De acordo com ela, houve na história recente avanços que permitiram mais qualificação do trabalho das quebradeiras. “Com o nosso conhecimento nós conseguimos produzir para estar nos mercados, para  estar nas feiras, sempre produzindo. E podemos dizer: ‘a gente não sabe só quebrar coco. A gente também sabe processar, fazer produtos de qualidade.”

Na concepção das comunidades extrativistas, ter saúde é ter acesso à terra para poder trabalhar com dignidade. “A gente quer produzir para viver de nossos salários, para nossa alimentação e nosso dia a dia.”
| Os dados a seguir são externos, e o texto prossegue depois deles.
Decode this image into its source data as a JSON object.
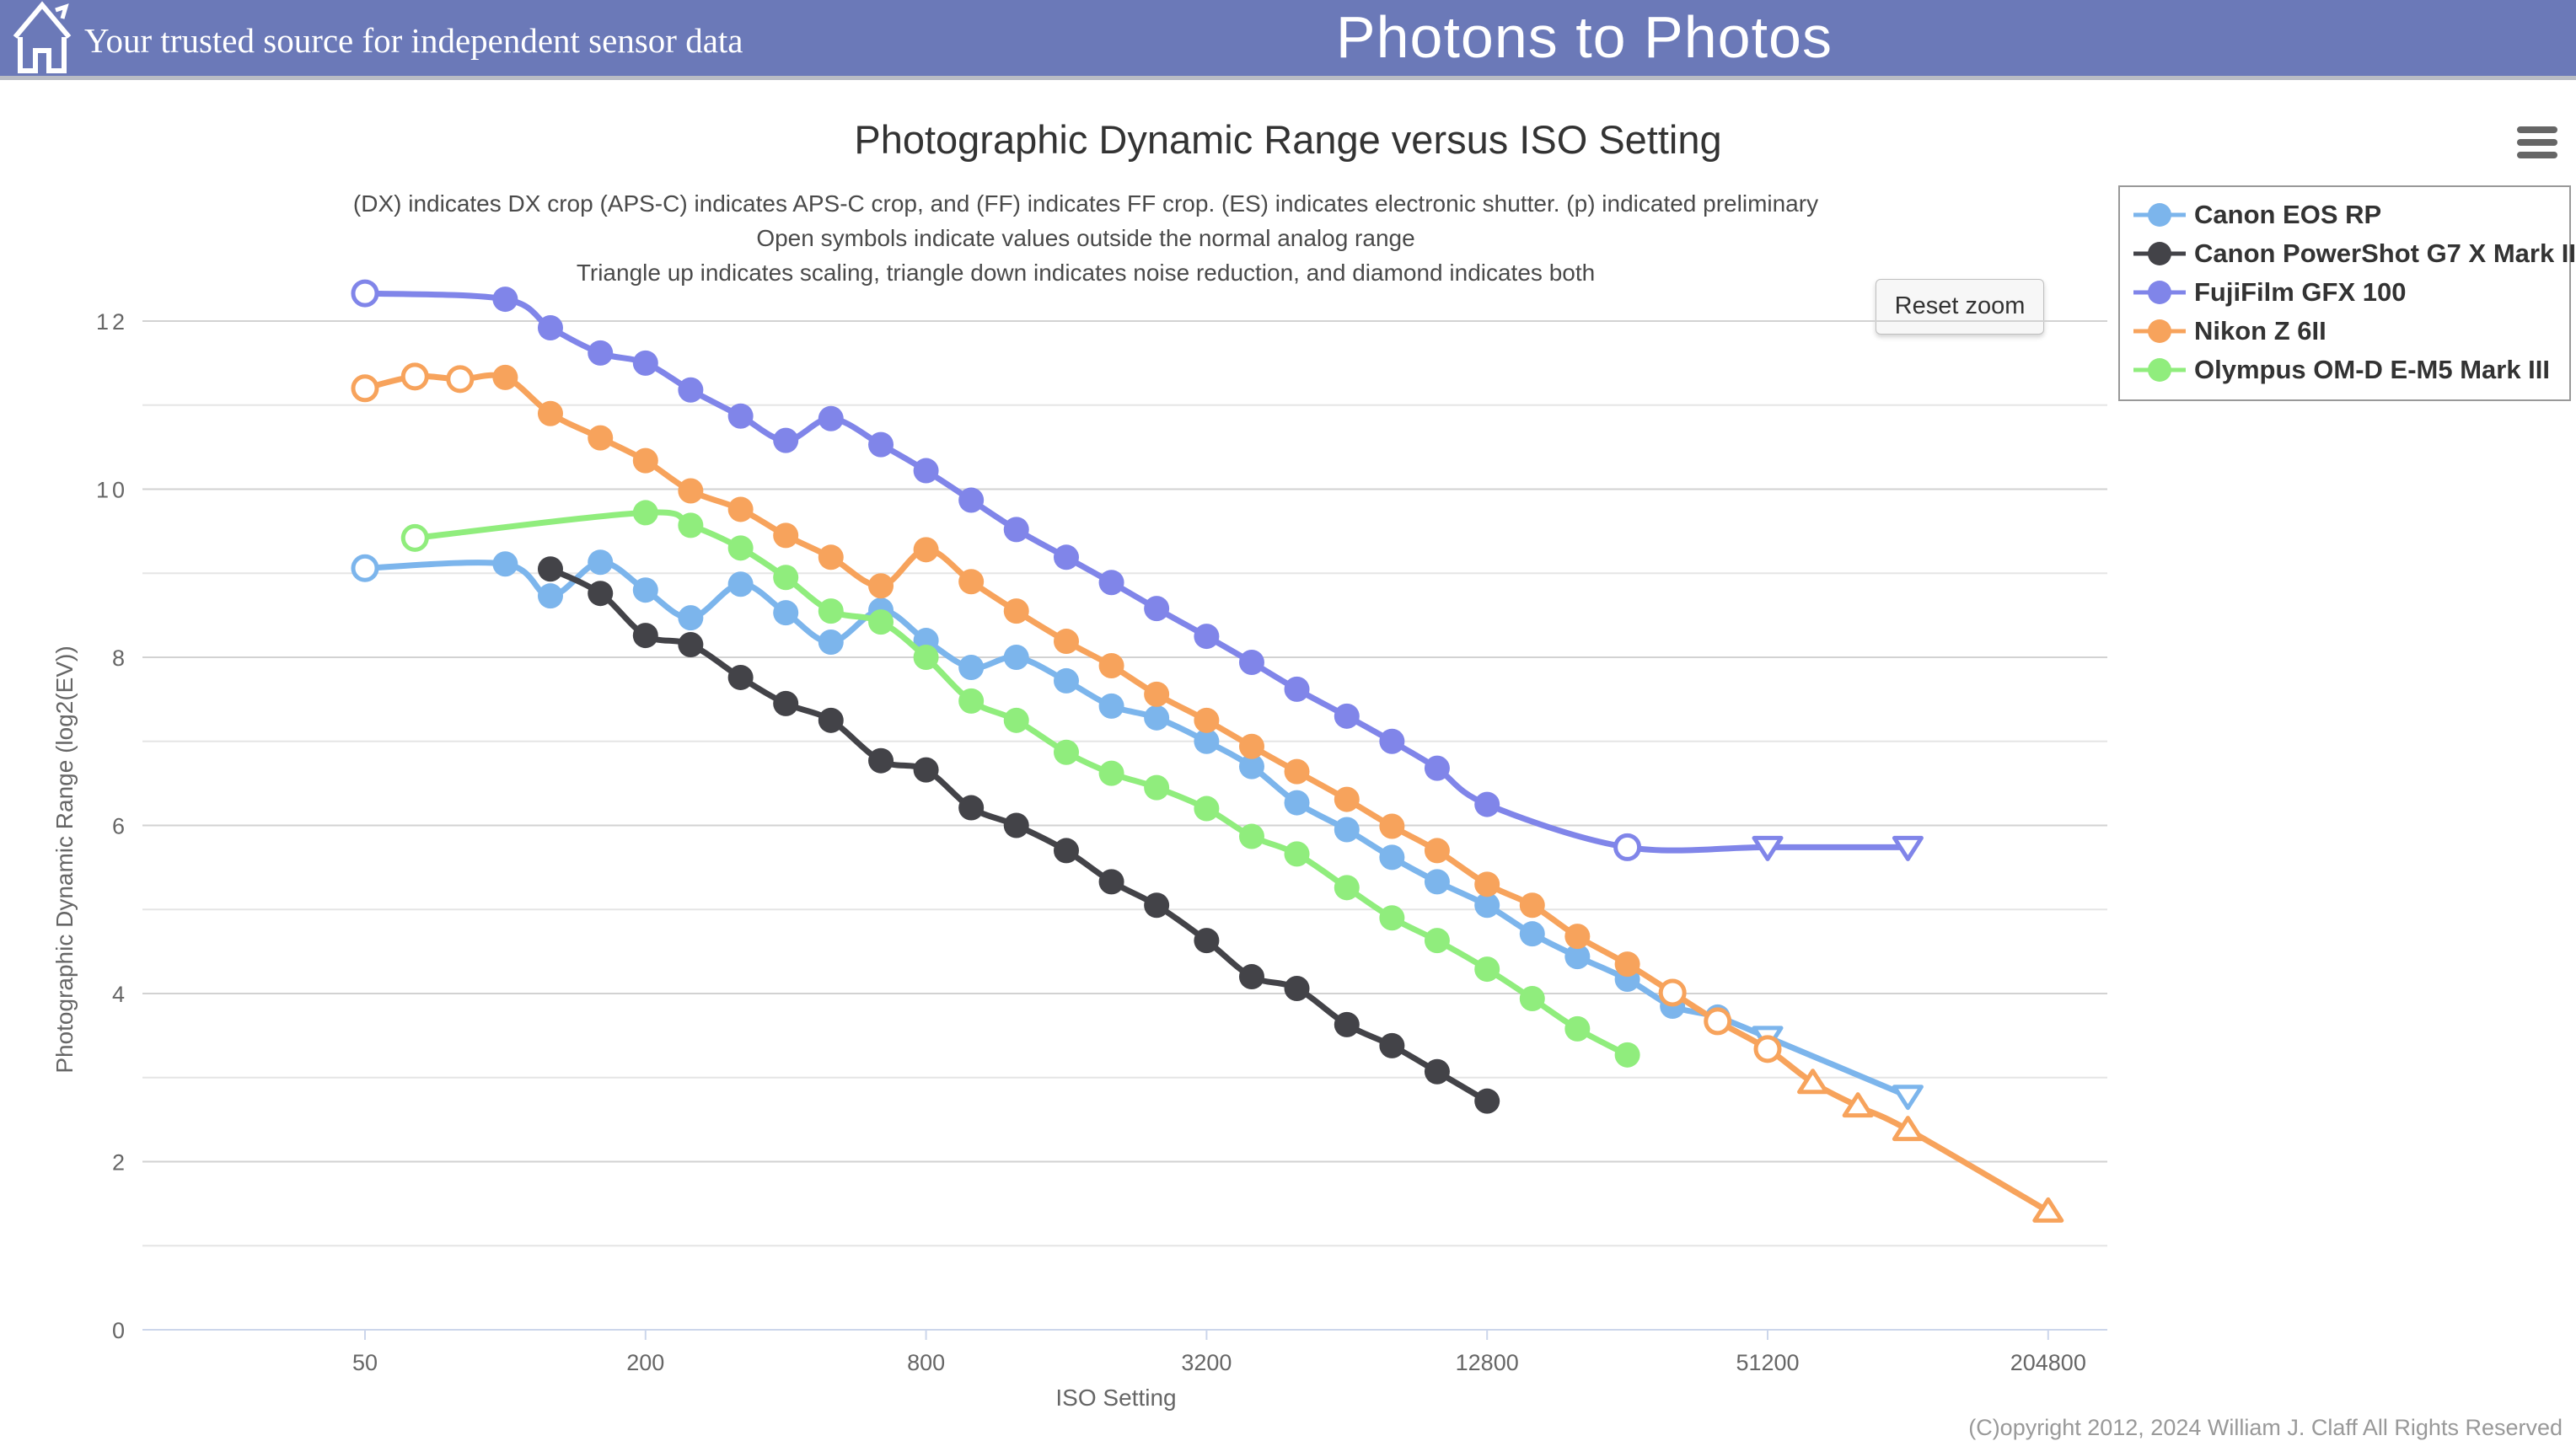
{
  "header": {
    "tagline": "Your trusted source for independent sensor data",
    "site_title": "Photons to Photos",
    "background_color": "#6b79b8"
  },
  "chart": {
    "title": "Photographic Dynamic Range versus ISO Setting",
    "subtitle_line1": "(DX) indicates DX crop (APS-C) indicates APS-C crop, and (FF) indicates FF crop. (ES) indicates electronic shutter. (p) indicated preliminary",
    "subtitle_line2": "Open symbols indicate values outside the normal analog range",
    "subtitle_line3": "Triangle up indicates scaling, triangle down indicates noise reduction, and diamond indicates both",
    "reset_zoom_label": "Reset zoom",
    "menu_icon": "hamburger-icon",
    "footer": "(C)opyright 2012, 2024 William J. Claff All Rights Reserved"
  },
  "chart_data": {
    "type": "line",
    "line_style": "spline",
    "title": "Photographic Dynamic Range versus ISO Setting",
    "xlabel": "ISO Setting",
    "ylabel": "Photographic Dynamic Range (log2(EV))",
    "x_scale": "log2",
    "x_ticks": [
      50,
      200,
      800,
      3200,
      12800,
      51200,
      204800
    ],
    "y_ticks": [
      0,
      2,
      4,
      6,
      8,
      10,
      12
    ],
    "ylim": [
      0,
      12.6
    ],
    "grid": "horizontal-only",
    "legend_position": "top-right",
    "marker_legend": {
      "open": "value outside normal analog range",
      "triangle_up": "scaling",
      "triangle_down": "noise reduction",
      "diamond": "both"
    },
    "series": [
      {
        "name": "Canon EOS RP",
        "color": "#7cb5ec",
        "points": [
          [
            50,
            9.06,
            "open-circle"
          ],
          [
            100,
            9.11
          ],
          [
            125,
            8.73
          ],
          [
            160,
            9.13
          ],
          [
            200,
            8.8
          ],
          [
            250,
            8.47
          ],
          [
            320,
            8.87
          ],
          [
            400,
            8.53
          ],
          [
            500,
            8.18
          ],
          [
            640,
            8.56
          ],
          [
            800,
            8.2
          ],
          [
            1000,
            7.88
          ],
          [
            1250,
            8.0
          ],
          [
            1600,
            7.72
          ],
          [
            2000,
            7.42
          ],
          [
            2500,
            7.28
          ],
          [
            3200,
            7.0
          ],
          [
            4000,
            6.7
          ],
          [
            5000,
            6.27
          ],
          [
            6400,
            5.95
          ],
          [
            8000,
            5.62
          ],
          [
            10000,
            5.33
          ],
          [
            12800,
            5.05
          ],
          [
            16000,
            4.71
          ],
          [
            20000,
            4.44
          ],
          [
            25600,
            4.17
          ],
          [
            32000,
            3.85
          ],
          [
            40000,
            3.72
          ],
          [
            51200,
            3.48,
            "open-tri-down"
          ],
          [
            102400,
            2.78,
            "open-tri-down"
          ]
        ]
      },
      {
        "name": "Canon PowerShot G7 X Mark II",
        "color": "#434348",
        "points": [
          [
            125,
            9.05
          ],
          [
            160,
            8.76
          ],
          [
            200,
            8.26
          ],
          [
            250,
            8.15
          ],
          [
            320,
            7.76
          ],
          [
            400,
            7.45
          ],
          [
            500,
            7.25
          ],
          [
            640,
            6.77
          ],
          [
            800,
            6.66
          ],
          [
            1000,
            6.21
          ],
          [
            1250,
            6.0
          ],
          [
            1600,
            5.7
          ],
          [
            2000,
            5.33
          ],
          [
            2500,
            5.05
          ],
          [
            3200,
            4.63
          ],
          [
            4000,
            4.2
          ],
          [
            5000,
            4.06
          ],
          [
            6400,
            3.63
          ],
          [
            8000,
            3.38
          ],
          [
            10000,
            3.07
          ],
          [
            12800,
            2.72
          ]
        ]
      },
      {
        "name": "FujiFilm GFX 100",
        "color": "#8085e9",
        "points": [
          [
            50,
            12.33,
            "open-circle"
          ],
          [
            100,
            12.26
          ],
          [
            125,
            11.92
          ],
          [
            160,
            11.62
          ],
          [
            200,
            11.5
          ],
          [
            250,
            11.18
          ],
          [
            320,
            10.87
          ],
          [
            400,
            10.58
          ],
          [
            500,
            10.84
          ],
          [
            640,
            10.53
          ],
          [
            800,
            10.22
          ],
          [
            1000,
            9.87
          ],
          [
            1250,
            9.52
          ],
          [
            1600,
            9.19
          ],
          [
            2000,
            8.89
          ],
          [
            2500,
            8.58
          ],
          [
            3200,
            8.25
          ],
          [
            4000,
            7.94
          ],
          [
            5000,
            7.62
          ],
          [
            6400,
            7.3
          ],
          [
            8000,
            7.0
          ],
          [
            10000,
            6.68
          ],
          [
            12800,
            6.25
          ],
          [
            25600,
            5.74,
            "open-circle"
          ],
          [
            51200,
            5.74,
            "open-tri-down"
          ],
          [
            102400,
            5.74,
            "open-tri-down"
          ]
        ]
      },
      {
        "name": "Nikon Z 6II",
        "color": "#f7a35c",
        "points": [
          [
            50,
            11.2,
            "open-circle"
          ],
          [
            64,
            11.34,
            "open-circle"
          ],
          [
            80,
            11.31,
            "open-circle"
          ],
          [
            100,
            11.33
          ],
          [
            125,
            10.9
          ],
          [
            160,
            10.61
          ],
          [
            200,
            10.34
          ],
          [
            250,
            9.98
          ],
          [
            320,
            9.76
          ],
          [
            400,
            9.45
          ],
          [
            500,
            9.19
          ],
          [
            640,
            8.85
          ],
          [
            800,
            9.28
          ],
          [
            1000,
            8.9
          ],
          [
            1250,
            8.55
          ],
          [
            1600,
            8.19
          ],
          [
            2000,
            7.9
          ],
          [
            2500,
            7.56
          ],
          [
            3200,
            7.25
          ],
          [
            4000,
            6.94
          ],
          [
            5000,
            6.64
          ],
          [
            6400,
            6.31
          ],
          [
            8000,
            5.99
          ],
          [
            10000,
            5.7
          ],
          [
            12800,
            5.3
          ],
          [
            16000,
            5.05
          ],
          [
            20000,
            4.68
          ],
          [
            25600,
            4.35
          ],
          [
            32000,
            4.01,
            "open-circle"
          ],
          [
            40000,
            3.67,
            "open-circle"
          ],
          [
            51200,
            3.34,
            "open-circle"
          ],
          [
            64000,
            2.94,
            "open-tri-up"
          ],
          [
            80000,
            2.66,
            "open-tri-up"
          ],
          [
            102400,
            2.38,
            "open-tri-up"
          ],
          [
            204800,
            1.41,
            "open-tri-up"
          ]
        ]
      },
      {
        "name": "Olympus OM-D E-M5 Mark III",
        "color": "#90ed7d",
        "points": [
          [
            64,
            9.42,
            "open-circle"
          ],
          [
            200,
            9.72
          ],
          [
            250,
            9.57
          ],
          [
            320,
            9.3
          ],
          [
            400,
            8.95
          ],
          [
            500,
            8.55
          ],
          [
            640,
            8.42
          ],
          [
            800,
            8.0
          ],
          [
            1000,
            7.48
          ],
          [
            1250,
            7.25
          ],
          [
            1600,
            6.87
          ],
          [
            2000,
            6.62
          ],
          [
            2500,
            6.45
          ],
          [
            3200,
            6.2
          ],
          [
            4000,
            5.87
          ],
          [
            5000,
            5.66
          ],
          [
            6400,
            5.26
          ],
          [
            8000,
            4.9
          ],
          [
            10000,
            4.63
          ],
          [
            12800,
            4.29
          ],
          [
            16000,
            3.94
          ],
          [
            20000,
            3.58
          ],
          [
            25600,
            3.27
          ]
        ]
      }
    ]
  }
}
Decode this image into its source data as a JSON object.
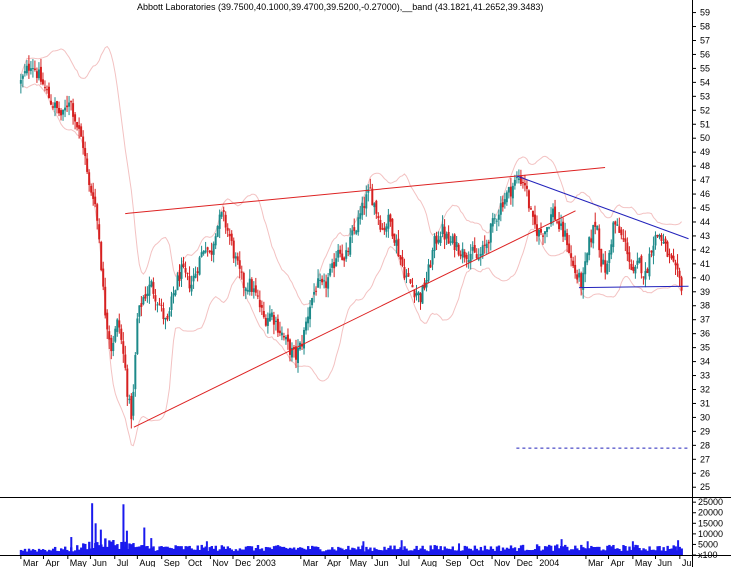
{
  "chart_data": {
    "type": "candlestick",
    "title": "Abbott Laboratories (39.7500,40.1000,39.4700,39.5200,-0.27000),__band (43.1821,41.2652,39.3483)",
    "ylim": [
      24.3,
      59.9
    ],
    "volume_ylim": [
      0,
      26500
    ],
    "price_ticks": [
      59,
      58,
      57,
      56,
      55,
      54,
      53,
      52,
      51,
      50,
      49,
      48,
      47,
      46,
      45,
      44,
      43,
      42,
      41,
      40,
      39,
      38,
      37,
      36,
      35,
      34,
      33,
      32,
      31,
      30,
      29,
      28,
      27,
      26,
      25
    ],
    "volume_ticks": [
      {
        "value": 25000,
        "label": "25000"
      },
      {
        "value": 20000,
        "label": "20000"
      },
      {
        "value": 15000,
        "label": "15000"
      },
      {
        "value": 10000,
        "label": "10000"
      },
      {
        "value": 5000,
        "label": "5000"
      },
      {
        "value": 0,
        "label": "x100"
      }
    ],
    "x_ticks": [
      {
        "label": "Mar",
        "x": 0.0
      },
      {
        "label": "Apr",
        "x": 0.65
      },
      {
        "label": "May",
        "x": 1.35
      },
      {
        "label": "Jun",
        "x": 2.0
      },
      {
        "label": "Jul",
        "x": 2.7
      },
      {
        "label": "Aug",
        "x": 3.35
      },
      {
        "label": "Sep",
        "x": 4.05
      },
      {
        "label": "Oct",
        "x": 4.75
      },
      {
        "label": "Nov",
        "x": 5.45
      },
      {
        "label": "Dec",
        "x": 6.1
      },
      {
        "label": "2003",
        "x": 6.7
      },
      {
        "label": "Mar",
        "x": 8.05
      },
      {
        "label": "Apr",
        "x": 8.75
      },
      {
        "label": "May",
        "x": 9.4
      },
      {
        "label": "Jun",
        "x": 10.1
      },
      {
        "label": "Jul",
        "x": 10.8
      },
      {
        "label": "Aug",
        "x": 11.45
      },
      {
        "label": "Sep",
        "x": 12.15
      },
      {
        "label": "Oct",
        "x": 12.85
      },
      {
        "label": "Nov",
        "x": 13.55
      },
      {
        "label": "Dec",
        "x": 14.2
      },
      {
        "label": "2004",
        "x": 14.85
      },
      {
        "label": "Mar",
        "x": 16.25
      },
      {
        "label": "Apr",
        "x": 16.9
      },
      {
        "label": "May",
        "x": 17.6
      },
      {
        "label": "Jun",
        "x": 18.25
      },
      {
        "label": "Jul",
        "x": 18.95
      }
    ],
    "x_range": [
      -0.6,
      19.3
    ],
    "price_path": [
      [
        0.0,
        54
      ],
      [
        0.3,
        55.5
      ],
      [
        0.6,
        54
      ],
      [
        0.9,
        52.5
      ],
      [
        1.2,
        51.5
      ],
      [
        1.4,
        53
      ],
      [
        1.6,
        51
      ],
      [
        1.8,
        49.5
      ],
      [
        1.95,
        46.5
      ],
      [
        2.1,
        46
      ],
      [
        2.25,
        43
      ],
      [
        2.4,
        38
      ],
      [
        2.6,
        35
      ],
      [
        2.8,
        37
      ],
      [
        3.0,
        33.5
      ],
      [
        3.1,
        31
      ],
      [
        3.2,
        30
      ],
      [
        3.35,
        37
      ],
      [
        3.5,
        38.5
      ],
      [
        3.75,
        39.5
      ],
      [
        4.0,
        38
      ],
      [
        4.2,
        36.5
      ],
      [
        4.4,
        39
      ],
      [
        4.6,
        40.5
      ],
      [
        4.9,
        39.5
      ],
      [
        5.1,
        41
      ],
      [
        5.3,
        42.5
      ],
      [
        5.45,
        41.5
      ],
      [
        5.6,
        43.5
      ],
      [
        5.8,
        44.5
      ],
      [
        6.0,
        43
      ],
      [
        6.2,
        41
      ],
      [
        6.4,
        39.5
      ],
      [
        6.6,
        39.5
      ],
      [
        6.8,
        38.5
      ],
      [
        7.0,
        37
      ],
      [
        7.2,
        37.5
      ],
      [
        7.5,
        36
      ],
      [
        7.7,
        35
      ],
      [
        7.9,
        34.3
      ],
      [
        8.1,
        35.5
      ],
      [
        8.3,
        38
      ],
      [
        8.5,
        39.5
      ],
      [
        8.7,
        39.2
      ],
      [
        8.95,
        40.5
      ],
      [
        9.15,
        42.5
      ],
      [
        9.3,
        41
      ],
      [
        9.5,
        42.8
      ],
      [
        9.7,
        44
      ],
      [
        9.9,
        45.5
      ],
      [
        10.05,
        46.2
      ],
      [
        10.2,
        45
      ],
      [
        10.4,
        43.5
      ],
      [
        10.6,
        44.2
      ],
      [
        10.8,
        42.5
      ],
      [
        10.95,
        41
      ],
      [
        11.1,
        40
      ],
      [
        11.3,
        39.2
      ],
      [
        11.5,
        38.6
      ],
      [
        11.7,
        40.2
      ],
      [
        11.9,
        42.5
      ],
      [
        12.1,
        43.5
      ],
      [
        12.3,
        42.5
      ],
      [
        12.5,
        42.5
      ],
      [
        12.7,
        41.8
      ],
      [
        12.95,
        41.8
      ],
      [
        13.15,
        41.3
      ],
      [
        13.35,
        42.2
      ],
      [
        13.6,
        44
      ],
      [
        13.85,
        45.5
      ],
      [
        14.05,
        46.2
      ],
      [
        14.3,
        47.2
      ],
      [
        14.5,
        46.8
      ],
      [
        14.7,
        44
      ],
      [
        14.9,
        43.2
      ],
      [
        15.1,
        43.5
      ],
      [
        15.3,
        44.8
      ],
      [
        15.5,
        43.5
      ],
      [
        15.7,
        42.8
      ],
      [
        15.85,
        41
      ],
      [
        16.0,
        40
      ],
      [
        16.15,
        39.6
      ],
      [
        16.35,
        42.5
      ],
      [
        16.55,
        44.2
      ],
      [
        16.7,
        41
      ],
      [
        16.85,
        40.5
      ],
      [
        17.05,
        44
      ],
      [
        17.25,
        43
      ],
      [
        17.45,
        42
      ],
      [
        17.6,
        40
      ],
      [
        17.8,
        41.2
      ],
      [
        17.95,
        40
      ],
      [
        18.15,
        42.5
      ],
      [
        18.35,
        43.2
      ],
      [
        18.55,
        42
      ],
      [
        18.8,
        40.5
      ],
      [
        19.0,
        39.5
      ]
    ],
    "volume_path": [
      [
        0.0,
        2500
      ],
      [
        1.5,
        2800
      ],
      [
        2.0,
        5000
      ],
      [
        2.5,
        5500
      ],
      [
        3.0,
        5000
      ],
      [
        3.5,
        3500
      ],
      [
        5.0,
        3300
      ],
      [
        6.5,
        3300
      ],
      [
        8.0,
        3200
      ],
      [
        10.0,
        3100
      ],
      [
        12.0,
        3300
      ],
      [
        14.0,
        3300
      ],
      [
        15.0,
        3600
      ],
      [
        16.0,
        3300
      ],
      [
        17.5,
        3400
      ],
      [
        19.0,
        3200
      ]
    ],
    "volume_spikes": [
      {
        "x": 1.45,
        "value": 8500
      },
      {
        "x": 2.05,
        "value": 24500
      },
      {
        "x": 2.15,
        "value": 15000
      },
      {
        "x": 2.3,
        "value": 12000
      },
      {
        "x": 2.95,
        "value": 24000
      },
      {
        "x": 3.05,
        "value": 11500
      },
      {
        "x": 3.55,
        "value": 13000
      },
      {
        "x": 3.75,
        "value": 8000
      },
      {
        "x": 5.35,
        "value": 6500
      },
      {
        "x": 9.85,
        "value": 6500
      },
      {
        "x": 10.95,
        "value": 7000
      },
      {
        "x": 12.6,
        "value": 5500
      },
      {
        "x": 15.55,
        "value": 7500
      },
      {
        "x": 16.3,
        "value": 6500
      },
      {
        "x": 17.6,
        "value": 6500
      },
      {
        "x": 18.9,
        "value": 7000
      }
    ],
    "trendlines": [
      {
        "color": "#dd2222",
        "points": [
          [
            3.25,
            29.3
          ],
          [
            15.95,
            44.8
          ]
        ]
      },
      {
        "color": "#dd2222",
        "points": [
          [
            3.0,
            44.6
          ],
          [
            16.8,
            47.9
          ]
        ]
      },
      {
        "color": "#2222bb",
        "points": [
          [
            14.25,
            47.3
          ],
          [
            19.2,
            42.8
          ]
        ]
      },
      {
        "color": "#2222bb",
        "points": [
          [
            16.05,
            39.3
          ],
          [
            19.2,
            39.4
          ]
        ]
      },
      {
        "color": "#2222bb",
        "dashed": true,
        "points": [
          [
            14.25,
            27.8
          ],
          [
            19.25,
            27.8
          ]
        ]
      }
    ],
    "band_color": "#f3c2c2",
    "colors": {
      "up": "#1d8a8a",
      "down": "#d62020",
      "volume": "#1a1aee",
      "border": "#000000"
    }
  }
}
Dona Dijé, que tem história de resistência, diz que os ataques aos direitos dos povos tradicionais, entre eles indígenas e quilombolas, e o acirramento dos conflitos agrários, vão encontrar forte resistência. “A cada dia nossos direitos estão sendo diminuídos, cortados. Mas nós vamos continuar lutando e dizendo: ‘nós estamos aqui’”, afirma. “Nós estamos na luta para a terra ser melhor. Nós vivemos hoje o legado do sangue dos nossos antepassados. Nossos mártires hoje, quilombolas, indígenas, que estão sendo assassinados porque estão lutando pelo direito à vida.”

As quebradeiras, que já mostraram ser firmes lutadoras, entendem que a garantia do acesso aos babaçuais, bem como da preservação dessas palmeiras, depende de lei. Diversas propostas já tramitaram no Congresso, mas foram vencidas por pressões dos ruralistas, cujo argumento é o de que esses projetos de lei violam o direito de propriedade privada.

De acordo com o Mapa da Região Ecológica dos Babaçuais dos estados do Piauí, Tocantins, Maranhão e Pará, existem hoje mais de 25 milhões de hectares de babaçuais, com diferentes densidades. O babaçu é fonte de renda para mais de 300 mil mulheres.

Segundo dados da Universidade Federal do Piauí (UFPI), a expansão de áreas de soja e eucalipto na região vem impedindo o acesso aos babaçuais, além de promover o desmatamento, queimadas e envenenamento das palmeiras.